Two armored personnel carriers then raided the compound, taking heavy fire. Swapp surrendered soon after, waving a white towel stained with blood.

== Today ==

=== Incarceration ===
Despite the fact that Addam Swapp was not the one to take the fatal shot, he was held responsible for the incident, receiving 17 years in federal prison for the bombing of the church, plus one to 15 years for the conviction of manslaughter. He was taken to a federal prison in Arizona, as several of his relatives worked in the Utah State Prison. Swapp reportedly stated shortly before his sentencing that he would not face any time in prison, as the government was on the verge of collapse. Upon entering prison, Swapp still appeared to be unmoved in his belief.

John Timothy Singer and Addam Swapp's brother, Jonathan Swapp, were each sentenced to 10 years. John Timothy Singer was sentenced to 1 to 15 years in prison for manslaughter. Vickie Singer was sentenced to five years in prison and five years parole for her role in the incident. In the wake of the incident, the nine Singer children were taken in to government custody.

=== Release ===
In 2007, after Swapp's original conviction was served, he went under review, but was deemed by Ann House, the widow of Fred House to have not shown the proper amount of remorse and personal development.
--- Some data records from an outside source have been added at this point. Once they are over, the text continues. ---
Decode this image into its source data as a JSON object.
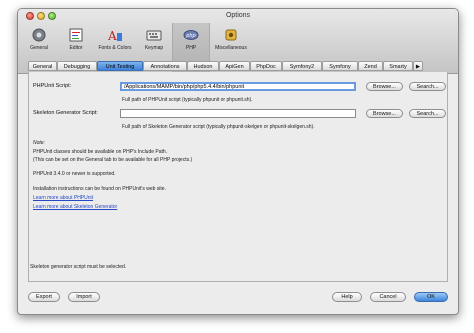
{
  "window": {
    "title": "Options"
  },
  "toolbar": {
    "items": [
      {
        "label": "General",
        "icon": "general-icon"
      },
      {
        "label": "Editor",
        "icon": "editor-icon"
      },
      {
        "label": "Fonts & Colors",
        "icon": "fonts-colors-icon"
      },
      {
        "label": "Keymap",
        "icon": "keymap-icon"
      },
      {
        "label": "PHP",
        "icon": "php-icon"
      },
      {
        "label": "Miscellaneous",
        "icon": "miscellaneous-icon"
      }
    ],
    "selected": "PHP"
  },
  "tabs": {
    "items": [
      "General",
      "Debugging",
      "Unit Testing",
      "Annotations",
      "Hudson",
      "ApiGen",
      "PhpDoc",
      "Symfony2",
      "Symfony",
      "Zend",
      "Smarty"
    ],
    "selected": "Unit Testing"
  },
  "form": {
    "phpunit": {
      "label": "PHPUnit Script:",
      "value": "/Applications/MAMP/bin/php/php5.4.4/bin/phpunit",
      "hint": "Full path of PHPUnit script (typically phpunit or phpunit.sh).",
      "browse": "Browse...",
      "search": "Search..."
    },
    "skelgen": {
      "label": "Skeleton Generator Script:",
      "value": "",
      "hint": "Full path of Skeleton Generator script (typically phpunit-skelgen or phpunit-skelgen.sh).",
      "browse": "Browse...",
      "search": "Search..."
    }
  },
  "notes": {
    "heading": "Note:",
    "line1": "PHPUnit classes should be available on PHP's Include Path.",
    "line2": "(This can be set on the General tab to be available for all PHP projects.)",
    "line3": "PHPUnit 3.4.0 or newer is supported.",
    "line4": "Installation instructions can be found on PHPUnit's web site.",
    "link1": "Learn more about PHPUnit",
    "link2": "Learn more about Skeleton Generator"
  },
  "status": "Skeleton generator script must be selected.",
  "footer": {
    "export": "Export",
    "import": "Import",
    "help": "Help",
    "cancel": "Cancel",
    "ok": "OK"
  }
}
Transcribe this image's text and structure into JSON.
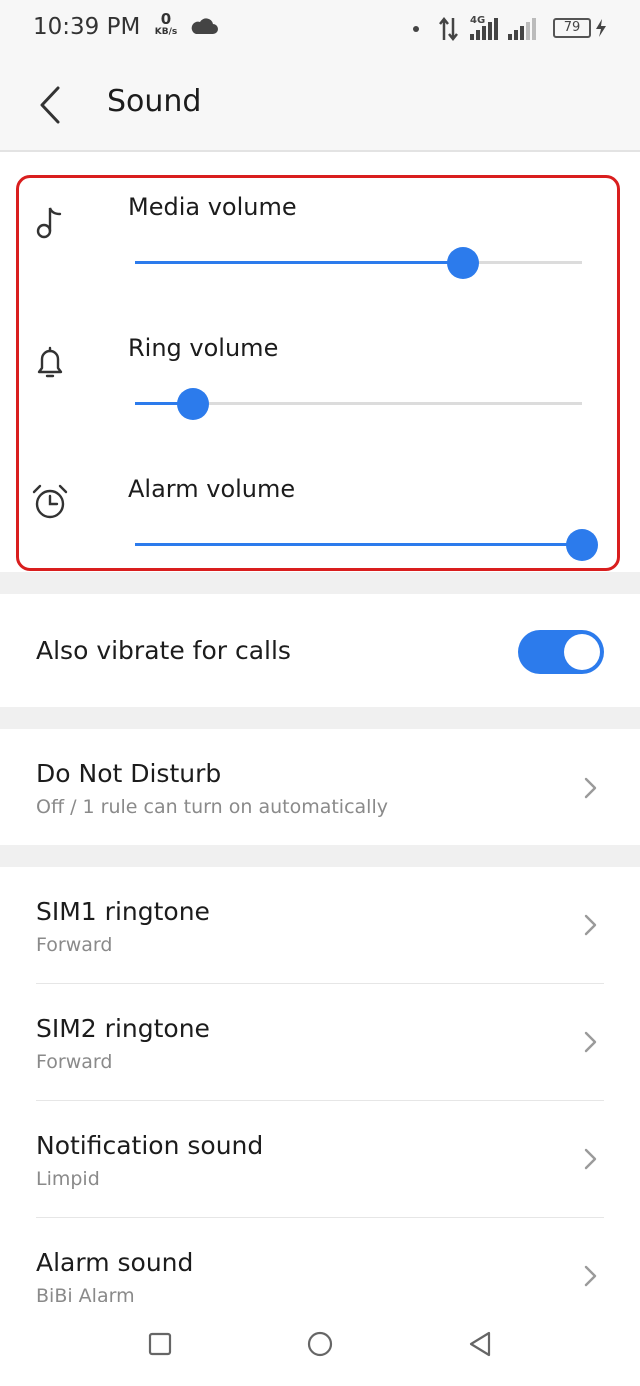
{
  "status_bar": {
    "time": "10:39 PM",
    "net_speed_value": "0",
    "net_speed_unit": "KB/s",
    "battery_level": "79",
    "network_type": "4G",
    "icons": [
      "cloud-icon",
      "dot-icon",
      "data-arrows-icon",
      "signal-icon",
      "battery-icon",
      "charging-icon"
    ]
  },
  "header": {
    "back_icon": "chevron-left-icon",
    "title": "Sound"
  },
  "volumes": [
    {
      "icon": "music-note-icon",
      "label": "Media volume",
      "level": 0.734
    },
    {
      "icon": "bell-icon",
      "label": "Ring volume",
      "level": 0.13
    },
    {
      "icon": "alarm-clock-icon",
      "label": "Alarm volume",
      "level": 1.0
    }
  ],
  "vibrate": {
    "label": "Also vibrate for calls",
    "enabled": true
  },
  "dnd": {
    "title": "Do Not Disturb",
    "subtitle": "Off / 1 rule can turn on automatically"
  },
  "ringtones": [
    {
      "title": "SIM1 ringtone",
      "subtitle": "Forward"
    },
    {
      "title": "SIM2 ringtone",
      "subtitle": "Forward"
    },
    {
      "title": "Notification sound",
      "subtitle": "Limpid"
    },
    {
      "title": "Alarm sound",
      "subtitle": "BiBi Alarm"
    }
  ],
  "colors": {
    "accent": "#2c7bec",
    "highlight_border": "#d91e1e"
  },
  "nav": [
    "recents-square-icon",
    "home-circle-icon",
    "back-triangle-icon"
  ]
}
Six years later, On 9 July 2013, despite potentially serving a maximum of 75 years, Singer was released after only 25 years, as a result of a letter sent by Ann House, stating that he had spent enough time as well as showing personal growth and stability. During his final hearing, Swapp expressed his remorse and apologized profusely to the House family.

Vickie Singer was released on parole in 1994. John Timothy Singer was released on parole in early 2006.

==== Post-release ====
In 2015, both Addam Swapp and his wife, Charlotte Singer sat down for interviews with the Sacred Groves Network, a group dedicated to sharing stories of people who left Mormonism to find something different. In his interview, he tells his life story, explaining the incident through his eyes and ending with the story about how he "found Jesus" through reading the Bible. In a similar video, John Timothy Singer also testifies of his newfound faith in the Bible.

The incident has since been reflected upon in several publications such as Sunstone Magazine and Year of Polygamy.